Seasonal vegetables are definitely the trend right now. And with good reason. There are amazing summer vegetables with superfood qualities in the shops at the moment. With a few additions, they can make excellent, healthy meals for shift workers.
Asparagus spears are great for fighting damage done by free radicals. They are a good source antioxidants, which repair damage done by free radicals and can help reduce risk of serious health problems like heart disease, diabetes, and cancer.
They also provide a good source of vitamin K which is important for strong bones and blood clotting.
For a quick lunch, or post night shift healthy snack, try this quick and easy Asparagus omelette – https://www.bbcgoodfood.com/recipes/asparagus-omelette
Unfortunately, spinach doesn’t have quite the superpower effect on real people it does on Popeye! In fact, canned spinach has almost all of its goodness boiled out of it. But fresh spinach contains antioxidants, anti-inflammatories and vitamins that promote vision and bone health.
A daily intake of green and yellow vegetables is effective for maintaining bone mass in young women and one portion of this green stuff packs up to 12 percent of the recommended daily dose of calcium.
Try one of these healthy spinach recipes, we particularly liked the Spinach and Lemon Baguette – https://www.deliciousmagazine.co.uk/collections/spinach-recipes/
3. Broad Beans
Sometimes known as Fava Beans, broad beans are incredibly versatile and can be used in a whole host of ways. These beans are typically in-season throughout the summer months and have some superpower health benefits.
Beans are loaded with fiber, folate and magnesium, and studies have shown that broad beans and kidney beans can actually help lower cholesterol and reduce the risk of certain types of cancers.
We like the idea of this Smashed Beans on Toast recipe, if you’ve had a frustrating shift, we recommend using a rolling pin, rather than a food processor, for smashing the beans! https://www.olivemagazine.com/recipes/vegetarian/smashed-broad-beans-on-toast/
4. Green Beans
Forget the frozen beans in the supermarket, fresh beans such as French beans, are bursting with goodness and can help prevent heart disease, stroke and diabetes. Studies have shown that green beans reduce the risk of blood clots in the cardiovascular system and brain. They are rich in fiber, iron, calcium and minerals like silicon and manganese.
They also contain contain nutrients not commonly found in many other vegetables, as well as antioxidant kaempferol, which research has found to be anti-inflammatory, anti-allergenic and even anti-microbial.
These Buttery Garlic Green Beans make a great veg accompaniment for any dish – http://allrecipes.co.uk/recipe/44241/buttery-garlic-green-beans.aspx
Not just for cauliflower cheese! This classic veg is more versatile than you can imagine. Great for roasting or whizzing up raw to make cauliflower rice, this super-veg is full of vitamins and minerals. But cauliflower is also a source of the cancer-fighting compounds – glucosinolates. These phytochemicals are responsible for cauliflower sometimes-bitter flavor, but they have also been shown to prevent damage to the lungs and stomach by carcinogens, potentially protecting against those cancers.

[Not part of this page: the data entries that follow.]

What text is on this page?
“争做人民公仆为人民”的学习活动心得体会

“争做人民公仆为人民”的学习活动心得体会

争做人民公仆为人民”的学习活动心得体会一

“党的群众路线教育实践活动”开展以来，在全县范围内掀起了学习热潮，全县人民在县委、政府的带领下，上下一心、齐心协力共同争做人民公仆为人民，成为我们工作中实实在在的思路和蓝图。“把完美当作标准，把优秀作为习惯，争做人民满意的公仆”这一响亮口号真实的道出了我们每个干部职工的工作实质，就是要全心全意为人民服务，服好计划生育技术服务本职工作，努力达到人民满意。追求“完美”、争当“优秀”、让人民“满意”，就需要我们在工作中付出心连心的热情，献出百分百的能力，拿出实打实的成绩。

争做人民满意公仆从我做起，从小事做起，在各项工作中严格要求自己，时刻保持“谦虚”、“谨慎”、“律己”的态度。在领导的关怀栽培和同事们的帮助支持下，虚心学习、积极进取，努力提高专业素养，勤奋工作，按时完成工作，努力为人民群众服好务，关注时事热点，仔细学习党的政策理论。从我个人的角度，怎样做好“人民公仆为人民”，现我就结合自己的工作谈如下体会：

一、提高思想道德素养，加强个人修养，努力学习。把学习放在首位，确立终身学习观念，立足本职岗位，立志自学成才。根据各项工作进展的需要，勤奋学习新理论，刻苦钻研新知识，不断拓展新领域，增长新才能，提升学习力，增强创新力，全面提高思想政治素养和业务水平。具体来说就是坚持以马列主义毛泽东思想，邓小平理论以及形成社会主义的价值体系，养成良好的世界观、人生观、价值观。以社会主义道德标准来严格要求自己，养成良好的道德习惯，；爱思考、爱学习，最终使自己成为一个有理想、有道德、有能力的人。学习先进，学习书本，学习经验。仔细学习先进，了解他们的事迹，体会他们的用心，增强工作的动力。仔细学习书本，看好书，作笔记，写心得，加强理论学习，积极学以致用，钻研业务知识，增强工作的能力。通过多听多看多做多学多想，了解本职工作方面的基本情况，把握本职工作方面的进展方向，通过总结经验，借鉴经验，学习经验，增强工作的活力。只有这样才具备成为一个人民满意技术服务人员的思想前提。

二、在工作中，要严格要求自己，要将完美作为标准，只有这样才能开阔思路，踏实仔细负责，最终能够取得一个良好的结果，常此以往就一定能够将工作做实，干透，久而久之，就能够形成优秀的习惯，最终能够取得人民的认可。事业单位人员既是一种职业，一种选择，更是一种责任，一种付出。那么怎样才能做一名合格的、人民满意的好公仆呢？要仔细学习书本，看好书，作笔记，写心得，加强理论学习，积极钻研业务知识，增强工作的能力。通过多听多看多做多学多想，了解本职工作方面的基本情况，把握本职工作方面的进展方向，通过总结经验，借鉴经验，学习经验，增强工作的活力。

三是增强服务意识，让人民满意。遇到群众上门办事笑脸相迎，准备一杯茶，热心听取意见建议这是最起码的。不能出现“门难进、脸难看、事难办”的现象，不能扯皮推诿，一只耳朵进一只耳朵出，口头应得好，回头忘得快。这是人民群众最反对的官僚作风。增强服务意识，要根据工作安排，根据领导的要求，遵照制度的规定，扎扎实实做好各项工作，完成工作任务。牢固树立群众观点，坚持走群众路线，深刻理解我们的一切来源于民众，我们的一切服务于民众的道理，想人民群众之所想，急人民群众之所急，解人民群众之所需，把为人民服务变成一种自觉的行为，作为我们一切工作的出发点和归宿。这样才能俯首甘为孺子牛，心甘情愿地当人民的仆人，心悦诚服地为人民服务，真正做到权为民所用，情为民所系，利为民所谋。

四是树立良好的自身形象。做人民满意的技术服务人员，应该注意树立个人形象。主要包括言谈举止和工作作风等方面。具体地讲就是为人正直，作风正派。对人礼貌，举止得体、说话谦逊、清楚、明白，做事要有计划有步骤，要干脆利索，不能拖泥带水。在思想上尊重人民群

Also, thanks to interactions with estrogen, it is thought that cauliflower can also help prevent hormone-driven cancers like breast, uterine and cervical.
Like a bit of spicy food? Cauliflower goes really well with curries such as this vegetarian offering from Jamie Oliver – https://www.jamieoliver.com/recipes/vegetables-recipes/curried-cauli-potatoes-chickpeas-spinach/
There’s a myth that these crisp vegetables don’t contain much goodness, because they are mostly water. This definitely isn’t the case. Cucumbers have anti-inflammatory properties – think back to all those images of movie stars with cucumbers slices on their eyes to reduce puffiness. Whilst a bit of a joke, the basis of this is true. Cucumbers do work in this way, but eating them is better.
They can aid weight loss, accounting at least in part for their ubiquitous presence in some brands of spa water. Also, like strawberries, cucumbers contain high levels of fisetin, a compound research shows may help prevent Alzheimer’s and dementia.